Penertiban PETI dipastikan tidak berhenti setelah operasi berakhir. Polres Kuansing akan kembali mengaktifkan Satgas Penutupan PETI dengan melibatkan TNI, Polri, pemerintah daerah, BPBD, Dinas Perhubungan dan unsur masyarakat.

Pemprov Riau Dorong Masyarakat Tempuh Jalur Legal

Pemerintah Provinsi Riau menyatakan dukungan terhadap penegakan hukum terhadap aktivitas PETI. Di sisi lain, pemerintah mendorong masyarakat yang memenuhi ketentuan agar menempuh jalur legal melalui Izin Pertambangan Rakyat (IPR).

Kepala Dinas ESDM Provinsi Riau menyampaikan, proses percepatan penerbitan IPR terus dilakukan secara paralel.

Masyarakat nantinya wajib memenuhi sejumlah persyaratan dasar, termasuk persetujuan lingkungan dan persyaratan lain sesuai ketentuan peraturan perundang-undangan.
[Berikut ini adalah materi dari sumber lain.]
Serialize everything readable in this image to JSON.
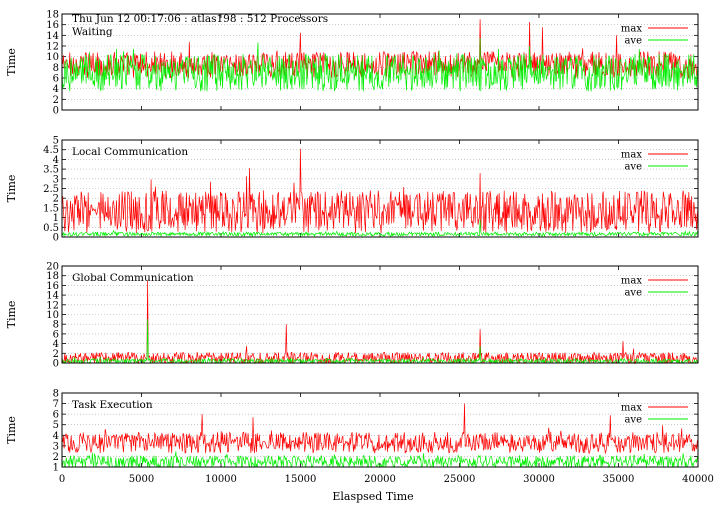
{
  "figure": {
    "header": "Thu Jun 12 00:17:06 : atlas198 : 512 Processors",
    "xlabel": "Elaspsed Time",
    "xlim": [
      0,
      40000
    ],
    "xticks": [
      0,
      5000,
      10000,
      15000,
      20000,
      25000,
      30000,
      35000,
      40000
    ]
  },
  "colors": {
    "max": "#ff0000",
    "ave": "#00ee00",
    "axis": "#000000",
    "grid": "#aaaaaa"
  },
  "chart_data": [
    {
      "type": "line",
      "title": "Waiting",
      "ylabel": "Time",
      "ylim": [
        0,
        18
      ],
      "yticks": [
        0,
        2,
        4,
        6,
        8,
        10,
        12,
        14,
        16,
        18
      ],
      "grid": "horizontal dotted",
      "legend": "top-right",
      "series": [
        {
          "name": "max",
          "color": "#ff0000",
          "base": 8.5,
          "spread": 2.5,
          "spikes": [
            [
              26300,
              17.0
            ],
            [
              29400,
              16.5
            ],
            [
              30200,
              15.5
            ],
            [
              15000,
              14.5
            ],
            [
              34900,
              14.0
            ]
          ]
        },
        {
          "name": "ave",
          "color": "#00ee00",
          "base": 7.0,
          "spread": 3.5,
          "spikes": [
            [
              26300,
              13.5
            ],
            [
              4500,
              11.5
            ],
            [
              29400,
              12.0
            ]
          ]
        }
      ]
    },
    {
      "type": "line",
      "title": "Local Communication",
      "ylabel": "Time",
      "ylim": [
        0,
        5
      ],
      "yticks": [
        0,
        0.5,
        1,
        1.5,
        2,
        2.5,
        3,
        3.5,
        4,
        4.5,
        5
      ],
      "grid": "horizontal dotted",
      "legend": "top-right",
      "series": [
        {
          "name": "max",
          "color": "#ff0000",
          "base": 1.3,
          "spread": 1.1,
          "spikes": [
            [
              15000,
              4.55
            ],
            [
              11800,
              3.55
            ],
            [
              26300,
              3.3
            ],
            [
              14600,
              2.8
            ]
          ]
        },
        {
          "name": "ave",
          "color": "#00ee00",
          "base": 0.15,
          "spread": 0.1,
          "spikes": [
            [
              26300,
              0.9
            ]
          ]
        }
      ]
    },
    {
      "type": "line",
      "title": "Global Communication",
      "ylabel": "Time",
      "ylim": [
        0,
        20
      ],
      "yticks": [
        0,
        2,
        4,
        6,
        8,
        10,
        12,
        14,
        16,
        18,
        20
      ],
      "grid": "horizontal dotted",
      "legend": "top-right",
      "series": [
        {
          "name": "max",
          "color": "#ff0000",
          "base": 1.0,
          "spread": 1.2,
          "spikes": [
            [
              5400,
              17.0
            ],
            [
              14100,
              8.0
            ],
            [
              26300,
              7.0
            ],
            [
              35300,
              4.5
            ],
            [
              11600,
              3.5
            ]
          ]
        },
        {
          "name": "ave",
          "color": "#00ee00",
          "base": 0.4,
          "spread": 0.5,
          "spikes": [
            [
              5400,
              9.0
            ],
            [
              26300,
              3.5
            ]
          ]
        }
      ]
    },
    {
      "type": "line",
      "title": "Task Execution",
      "ylabel": "Time",
      "ylim": [
        1,
        8
      ],
      "yticks": [
        1,
        2,
        3,
        4,
        5,
        6,
        7,
        8
      ],
      "grid": "horizontal dotted",
      "legend": "top-right",
      "series": [
        {
          "name": "max",
          "color": "#ff0000",
          "base": 3.3,
          "spread": 1.0,
          "spikes": [
            [
              25300,
              7.0
            ],
            [
              8800,
              6.0
            ],
            [
              34500,
              5.9
            ],
            [
              12000,
              5.7
            ]
          ]
        },
        {
          "name": "ave",
          "color": "#00ee00",
          "base": 1.5,
          "spread": 0.6,
          "spikes": []
        }
      ]
    }
  ]
}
Pemprov Riau juga menyiapkan materi sosialisasi mengenai persyaratan dan mekanisme pengajuan IPR agar masyarakat memperoleh informasi yang lebih mudah dan jelas.

Wakapolda Riau Brigjen Pol Hengki Haryadi menegaskan, pemberantasan PETI bukan hanya berkaitan dengan penegakan hukum, tetapi juga bagian dari upaya menjaga lingkungan serta memutus mata rantai kejahatan yang tumbuh di sekitar aktivitas pertambangan ilegal.

Penegakan hukum, kata Hengki, akan terus dikembangkan agar tidak berhenti pada pelaku lapangan, tetapi mampu menjangkau aktor, pemodal, penampung dan pihak-pihak yang menikmati keuntungan dari aktivitas PETI.